The effect of modifying fatty acyl composition of cellular membrane phospholipids on receptor-mediated intracellular free Ca2+ concentration ([Ca2+]i) increase was investigated in a leukemic T cell line (JURKAT). After growing for 72 h in medium supplemented with unsaturated fatty acids (UFAs) and alpha-tocopherol, the fatty acyl composition of membrane phospholipids in JURKAT cells was extensively modified. Each respective fatty acid supplemented in the culture medium was readily incorporated into phosphatidylinositol, phosphatidylserine, phosphatidylethanolamine and phosphatidylcholine in the JURKAT cells. The total n-6 fatty acyl content was markedly reduced in phosphatidylinositol and phosphatidylcholine of cells grown in the presence of n-3 fatty acids (alpha-linolenic acid, eicosapentaenoic acid and docosahexaenoic acid). Conversely, in the presence of n-6 fatty acids (linoleic acid and arachidonic acid), the total n-3 fatty acyl content was reduced in all the phospholipids examined. In n-3 and n-6 polyunsaturated fatty acid (PUFA) modified JURKAT cells, the total n-9 monounsaturated fatty acyl content in the phospholipids were markedly reduced. Changing the fatty acyl composition of membrane phospholipids in the JURKAT cells appears to have no affect on the presentation of the T cell receptor/CD3 complex or the binding of anti-CD3 antibodies (OKT3) to the CD3 complex. However, the peak increase in [Ca2+]i and the prolonged sustained phase elicited by OKT3 activation were suppressed in n-3 and n-6 PUFA but not in n-9 monounsaturated fatty acid modified cells. In Ca2+ free medium, OKT3-induced transient increase in [Ca2+]i representing Ca2+ release from the inositol 1,4,5-trisphosphate-sensitive Ca2+ stores, were similar in control and UFA modified cells. Using Mn2+ entry as an index of plasma membrane Ca2+ permeability, the rate of fura-2 fluorescence quenching as a result of Mn2+ influx stimulated by OKT3 in n-9 monounsaturated fatty acid modified cells was similar to control cells, but the rates in n-3 and n-6 PUFA modified cells were significantly lower. These results suggest that receptor-mediated Ca2+ influx in JURKAT cells is sensitive to changes in the fatty acyl composition of membrane phospholipids and monounsaturated fatty acids appears to be important for the maintenance of a functional Ca2+ influx mechanism.

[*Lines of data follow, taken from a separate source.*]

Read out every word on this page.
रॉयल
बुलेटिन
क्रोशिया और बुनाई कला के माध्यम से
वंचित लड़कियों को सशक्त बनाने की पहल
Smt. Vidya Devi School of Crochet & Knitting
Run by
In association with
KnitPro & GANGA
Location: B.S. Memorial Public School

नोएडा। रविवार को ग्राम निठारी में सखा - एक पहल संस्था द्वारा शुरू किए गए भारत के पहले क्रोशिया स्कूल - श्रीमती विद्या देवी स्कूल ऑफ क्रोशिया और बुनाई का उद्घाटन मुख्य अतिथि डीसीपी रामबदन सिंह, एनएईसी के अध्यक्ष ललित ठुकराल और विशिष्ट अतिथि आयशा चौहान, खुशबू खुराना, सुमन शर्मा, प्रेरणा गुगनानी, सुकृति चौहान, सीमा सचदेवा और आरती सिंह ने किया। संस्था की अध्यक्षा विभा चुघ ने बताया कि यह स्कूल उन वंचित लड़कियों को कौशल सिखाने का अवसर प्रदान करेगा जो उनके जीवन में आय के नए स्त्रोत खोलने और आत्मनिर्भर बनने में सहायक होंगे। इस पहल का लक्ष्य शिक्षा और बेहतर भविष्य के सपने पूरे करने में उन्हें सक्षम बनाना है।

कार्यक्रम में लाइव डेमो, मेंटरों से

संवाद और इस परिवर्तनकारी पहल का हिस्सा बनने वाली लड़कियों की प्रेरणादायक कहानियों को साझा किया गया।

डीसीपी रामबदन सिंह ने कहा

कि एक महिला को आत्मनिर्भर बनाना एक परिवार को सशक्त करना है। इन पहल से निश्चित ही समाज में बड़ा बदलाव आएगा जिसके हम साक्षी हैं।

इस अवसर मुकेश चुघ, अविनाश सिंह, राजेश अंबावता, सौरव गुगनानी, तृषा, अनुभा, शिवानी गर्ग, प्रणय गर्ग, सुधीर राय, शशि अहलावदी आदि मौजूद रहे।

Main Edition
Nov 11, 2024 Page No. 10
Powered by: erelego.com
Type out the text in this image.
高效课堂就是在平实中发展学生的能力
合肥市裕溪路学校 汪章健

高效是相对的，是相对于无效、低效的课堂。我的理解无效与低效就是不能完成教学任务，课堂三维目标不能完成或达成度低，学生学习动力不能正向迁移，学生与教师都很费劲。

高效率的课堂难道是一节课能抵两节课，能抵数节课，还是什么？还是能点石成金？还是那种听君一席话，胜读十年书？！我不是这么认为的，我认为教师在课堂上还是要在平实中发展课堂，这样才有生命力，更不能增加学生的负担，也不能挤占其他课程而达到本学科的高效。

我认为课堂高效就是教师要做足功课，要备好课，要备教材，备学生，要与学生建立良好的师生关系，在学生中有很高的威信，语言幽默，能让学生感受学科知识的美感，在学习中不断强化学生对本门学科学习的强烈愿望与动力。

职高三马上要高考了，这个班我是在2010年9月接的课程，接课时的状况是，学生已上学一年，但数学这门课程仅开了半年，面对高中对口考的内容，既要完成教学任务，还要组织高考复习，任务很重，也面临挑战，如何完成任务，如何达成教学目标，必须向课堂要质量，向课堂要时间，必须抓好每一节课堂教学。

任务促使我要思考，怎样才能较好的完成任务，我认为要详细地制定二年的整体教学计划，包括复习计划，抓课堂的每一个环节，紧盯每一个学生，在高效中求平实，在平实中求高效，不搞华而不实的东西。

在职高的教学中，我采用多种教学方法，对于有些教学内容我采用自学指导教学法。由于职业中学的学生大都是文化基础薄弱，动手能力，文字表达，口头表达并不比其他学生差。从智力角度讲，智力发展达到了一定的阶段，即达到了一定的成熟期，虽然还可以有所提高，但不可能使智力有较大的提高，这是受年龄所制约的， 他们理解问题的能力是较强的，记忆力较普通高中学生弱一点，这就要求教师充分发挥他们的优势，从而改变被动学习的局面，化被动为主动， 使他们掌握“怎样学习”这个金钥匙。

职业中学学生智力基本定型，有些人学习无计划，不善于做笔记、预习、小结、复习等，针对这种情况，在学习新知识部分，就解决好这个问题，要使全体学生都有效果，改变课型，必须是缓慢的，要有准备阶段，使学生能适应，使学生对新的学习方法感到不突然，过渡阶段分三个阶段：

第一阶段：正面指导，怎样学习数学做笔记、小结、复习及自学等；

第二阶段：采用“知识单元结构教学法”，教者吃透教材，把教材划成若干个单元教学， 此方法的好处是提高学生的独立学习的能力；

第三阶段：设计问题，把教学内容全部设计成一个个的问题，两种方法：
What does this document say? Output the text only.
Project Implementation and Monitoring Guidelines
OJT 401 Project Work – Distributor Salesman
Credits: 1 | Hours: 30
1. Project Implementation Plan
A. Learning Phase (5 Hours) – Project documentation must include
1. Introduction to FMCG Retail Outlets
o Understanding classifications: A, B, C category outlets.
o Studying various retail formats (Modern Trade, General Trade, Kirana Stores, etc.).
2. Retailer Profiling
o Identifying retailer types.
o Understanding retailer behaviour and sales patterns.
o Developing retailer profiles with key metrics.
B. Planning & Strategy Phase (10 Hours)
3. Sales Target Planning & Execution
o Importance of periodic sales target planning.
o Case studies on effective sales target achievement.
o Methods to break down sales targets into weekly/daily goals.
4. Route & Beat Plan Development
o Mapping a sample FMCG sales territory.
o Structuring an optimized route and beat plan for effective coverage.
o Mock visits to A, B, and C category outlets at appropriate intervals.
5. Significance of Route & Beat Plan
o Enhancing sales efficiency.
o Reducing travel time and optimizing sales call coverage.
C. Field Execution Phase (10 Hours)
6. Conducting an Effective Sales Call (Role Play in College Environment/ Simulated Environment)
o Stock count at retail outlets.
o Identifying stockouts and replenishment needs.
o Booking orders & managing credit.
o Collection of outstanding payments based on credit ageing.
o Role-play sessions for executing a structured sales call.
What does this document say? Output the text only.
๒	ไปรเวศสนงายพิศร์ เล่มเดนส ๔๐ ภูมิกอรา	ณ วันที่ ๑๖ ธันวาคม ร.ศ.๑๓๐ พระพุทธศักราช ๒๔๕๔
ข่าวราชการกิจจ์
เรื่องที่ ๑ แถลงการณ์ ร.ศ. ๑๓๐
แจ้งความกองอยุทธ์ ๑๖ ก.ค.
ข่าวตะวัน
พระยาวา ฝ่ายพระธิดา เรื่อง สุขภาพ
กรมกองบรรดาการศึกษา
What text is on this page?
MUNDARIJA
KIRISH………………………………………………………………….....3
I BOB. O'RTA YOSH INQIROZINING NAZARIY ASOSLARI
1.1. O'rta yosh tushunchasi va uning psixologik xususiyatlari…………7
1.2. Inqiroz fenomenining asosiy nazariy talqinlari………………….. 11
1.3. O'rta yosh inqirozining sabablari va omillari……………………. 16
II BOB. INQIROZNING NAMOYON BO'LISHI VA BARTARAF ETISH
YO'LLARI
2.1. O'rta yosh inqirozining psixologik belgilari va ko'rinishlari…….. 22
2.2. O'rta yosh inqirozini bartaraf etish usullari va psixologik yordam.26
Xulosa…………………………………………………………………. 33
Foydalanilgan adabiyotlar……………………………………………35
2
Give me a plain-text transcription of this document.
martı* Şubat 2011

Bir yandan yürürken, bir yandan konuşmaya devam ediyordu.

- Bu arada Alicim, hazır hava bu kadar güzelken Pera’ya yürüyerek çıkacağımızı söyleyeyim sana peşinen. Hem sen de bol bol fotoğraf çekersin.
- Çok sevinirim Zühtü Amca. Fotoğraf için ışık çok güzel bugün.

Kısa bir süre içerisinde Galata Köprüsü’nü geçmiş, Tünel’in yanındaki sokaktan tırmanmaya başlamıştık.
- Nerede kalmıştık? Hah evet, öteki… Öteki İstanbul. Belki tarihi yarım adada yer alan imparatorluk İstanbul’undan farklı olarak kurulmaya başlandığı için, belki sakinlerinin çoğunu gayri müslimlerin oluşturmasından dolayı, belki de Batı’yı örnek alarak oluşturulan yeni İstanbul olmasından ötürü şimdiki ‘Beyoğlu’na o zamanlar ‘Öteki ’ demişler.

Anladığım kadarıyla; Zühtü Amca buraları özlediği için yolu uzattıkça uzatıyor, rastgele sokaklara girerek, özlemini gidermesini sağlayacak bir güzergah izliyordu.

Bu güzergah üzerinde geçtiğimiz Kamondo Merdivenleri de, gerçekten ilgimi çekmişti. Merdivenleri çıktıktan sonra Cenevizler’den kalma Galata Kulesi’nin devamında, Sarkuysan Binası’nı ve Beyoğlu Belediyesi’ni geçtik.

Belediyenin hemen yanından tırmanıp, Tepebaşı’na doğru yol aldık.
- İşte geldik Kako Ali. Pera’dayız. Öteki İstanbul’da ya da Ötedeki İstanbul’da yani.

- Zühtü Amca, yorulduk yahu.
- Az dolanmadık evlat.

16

在白血病T细胞系(JURKAT)中研究了细胞膜磷脂脂肪酸酰基组成的改变对受体介导的细胞内游离钙离子浓度([Ca2+]i)升高的影响。在添加了不饱和脂肪酸(UFA)和α-生育酚的培养基中培养72小时后,JURKAT细胞中膜磷脂的脂肪酸酰基组成发生了广泛改变。培养基中添加的每种脂肪酸都很容易掺入JURKAT细胞的磷脂酰肌醇、磷脂酰丝氨酸、磷脂酰乙醇胺和磷脂酰胆碱中。在n-3脂肪酸(α-亚麻酸、二十碳五烯酸和二十二碳六烯酸)存在下生长的细胞的磷脂酰肌醇和磷脂酰胆碱中,总n-6脂肪酸酰基含量显著降低。相反,在n-6脂肪酸(亚油酸和花生四烯酸)存在下,所有检测的磷脂中总n-3脂肪酸酰基含量均降低。在n-3和n-6多不饱和脂肪酸(PUFA)修饰的JURKAT细胞中,磷脂中的总n-9单不饱和脂肪酸酰基含量显著降低。JURKAT细胞中膜磷脂脂肪酸酰基组成的改变似乎对T细胞受体/CD3复合物的表达或抗CD3抗体(OKT3)与CD3复合物的结合没有影响。然而,n-3和n-6 PUFA修饰的细胞中,OKT3激活引起的[Ca2+]i峰值升高和延长的持续期受到抑制,而n-9单不饱和脂肪酸修饰的细胞中则没有。在无钙培养基中,OKT3诱导的[Ca2+]i瞬时升高代表肌醇1,4,5-三磷酸敏感的钙库释放钙,在对照细胞和UFA修饰的细胞中相似。以Mn2+内流作为质膜Ca2+通透性的指标,n-9单不饱和脂肪酸修饰的细胞中OKT3刺激引起的Mn2+内流导致的fura-2荧光淬灭速率与对照细胞相似,但n-3和n-6 PUFA修饰的细胞中的速率显著较低。这些结果表明,JURKAT细胞中受体介导的Ca2+内流对膜磷脂脂肪酸酰基组成的变化敏感,单不饱和脂肪酸似乎对维持功能性Ca2+内流机制很重要。